Director of Sejong Institute
By Kim Sue-young
Amid mounting speculation over the health condition of North Korean leader Kim Jong-il, an expert in inter-Korean relations said Thursday a small group of the elite or a military clique could take over the reclusive state.
Cheong Seong-chang, director of the inter-Korean relations studies program at the Sejong Institute, said a power shift is a likely scenario in the post-Kim era.
``Kim is the only person who can tune differences among major state organizations,'' Cheong told The Korea Times. ``Thus, if he dies appointing no successor, the situation would be complicated.''
Some high-ranking officials could presumably fight to seize power and the person who can receive the most support from political parties and dominate the military would stand as the next ``Dear Leader,'' he added.
Cheong listed Kim Yong-nam, nominal No. 2 leader and ceremonial head of state, and Jang Song-taek, husband of Kim Jong-il's sister, and an official of the ruling Workers' Party as viable candidates.
He did not rule out the possibility, either, that military authorities, considered the most influential group in the Communist state, could lead the country.
In this case, the six-party talks aiming at denuclearizing the Korean Peninsula could be jeopardized because the military has a tougher stance toward nuclear disarmament, he added.

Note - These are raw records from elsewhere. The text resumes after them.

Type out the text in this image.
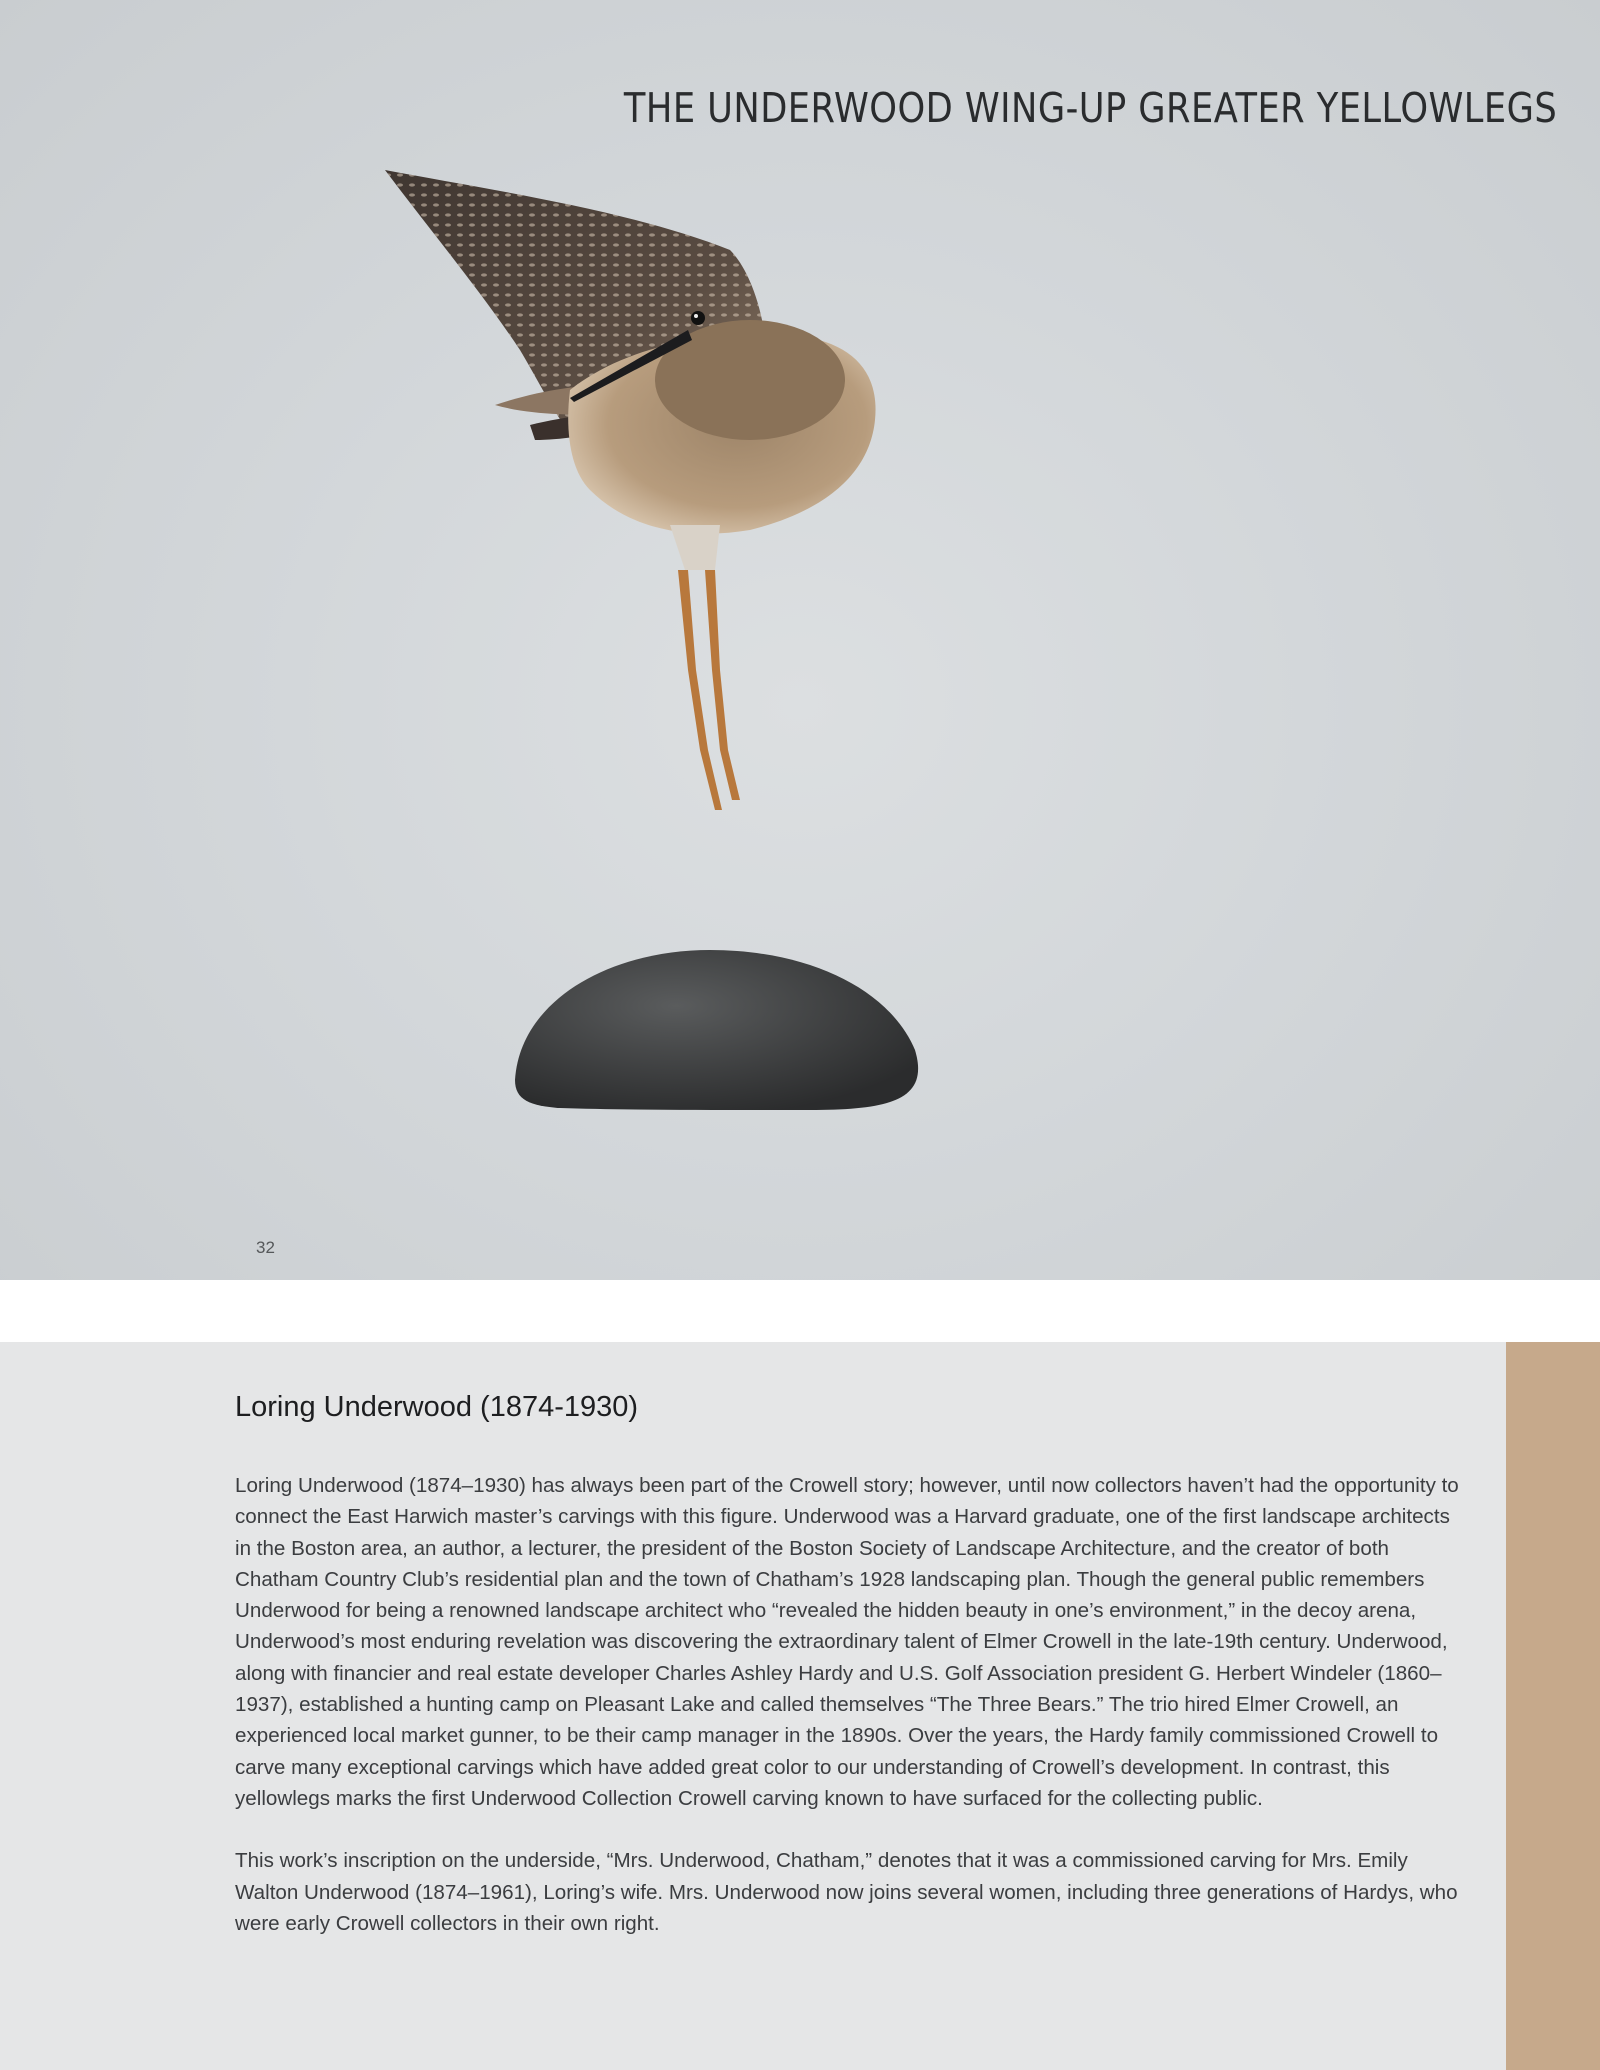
THE UNDERWOOD WING-UP GREATER YELLOWLEGS
32
Loring Underwood (1874-1930)

Loring Underwood (1874–1930) has always been part of the Crowell story; however, until now collectors haven’t had the opportunity to connect the East Harwich master’s carvings with this figure. Underwood was a Harvard graduate, one of the first landscape architects in the Boston area, an author, a lecturer, the president of the Boston Society of Landscape Architecture, and the creator of both Chatham Country Club’s residential plan and the town of Chatham’s 1928 landscaping plan. Though the general public remembers Underwood for being a renowned landscape architect who “revealed the hidden beauty in one’s environment,” in the decoy arena, Underwood’s most enduring revelation was discovering the extraordinary talent of Elmer Crowell in the late-19th century. Underwood, along with financier and real estate developer Charles Ashley Hardy and U.S. Golf Association president G. Herbert Windeler (1860–1937), established a hunting camp on Pleasant Lake and called themselves “The Three Bears.” The trio hired Elmer Crowell, an experienced local market gunner, to be their camp manager in the 1890s. Over the years, the Hardy family commissioned Crowell to carve many exceptional carvings which have added great color to our understanding of Crowell’s development. In contrast, this yellowlegs marks the first Underwood Collection Crowell carving known to have surfaced for the collecting public.

This work’s inscription on the underside, “Mrs. Underwood, Chatham,” denotes that it was a commissioned carving for Mrs. Emily Walton Underwood (1874–1961), Loring’s wife. Mrs. Underwood now joins several women, including three generations of Hardys, who were early Crowell collectors in their own right.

If Kim partially recovers from an alleged stroke, a two-head leadership could kick off, the researcher said. ``The partial recovery refers to the condition that he is not able to move freely but can talk and be conscious."
In this case, he would have difficulties making on-site inspections or making public appearances, which may cause anxiety among his people, Cheong said.
Then, Kim should appoint a No. 2 man, the substantial successor, and form an oligarchy with followers, he added.
If the appointee fails to dominate the military and political authorities, a new faction could rise up and lead the North, he said.
Even if the North Korean leader fully recovers, he is expected to gear up to name an heir, Cheong said.
``I think he experienced a kind of crisis. Although he has postponed the appointment due to confidence in his health, he is very likely to name a successor within two to three years,'' the director said.
Cheong also speculated that a possible vacuum in the North's government may elevate the influence of China. ``It is advantageous for Beijing to have Pyongyang be at its side, considering diplomacy and the six-party talks. China could win the heart of North Korea if it lends a hand when the state has difficulties."
``In my opinion, China cannot affect on the North's political landscape but can affect its future policies,'' he said.
On inter-Korean relations, Cheong said two inter-Korean agreements ― the June 15 and Oct. 4 Declarations ― are the lure to prompt the secretive state into dialogue.
Pyongyang has refused to have inter-Korean talks, claiming that implementation of the two agreements signed by President Lee Myung-bak's two predecessors should come first.
``Everybody knows that North Korea has economic difficulties, so I assume that it is necessary for the North to resume the inter-Korean talks,'' he said. ``If Seoul solves the declarations-related problem, the North cannot but respond to calls for dialogue."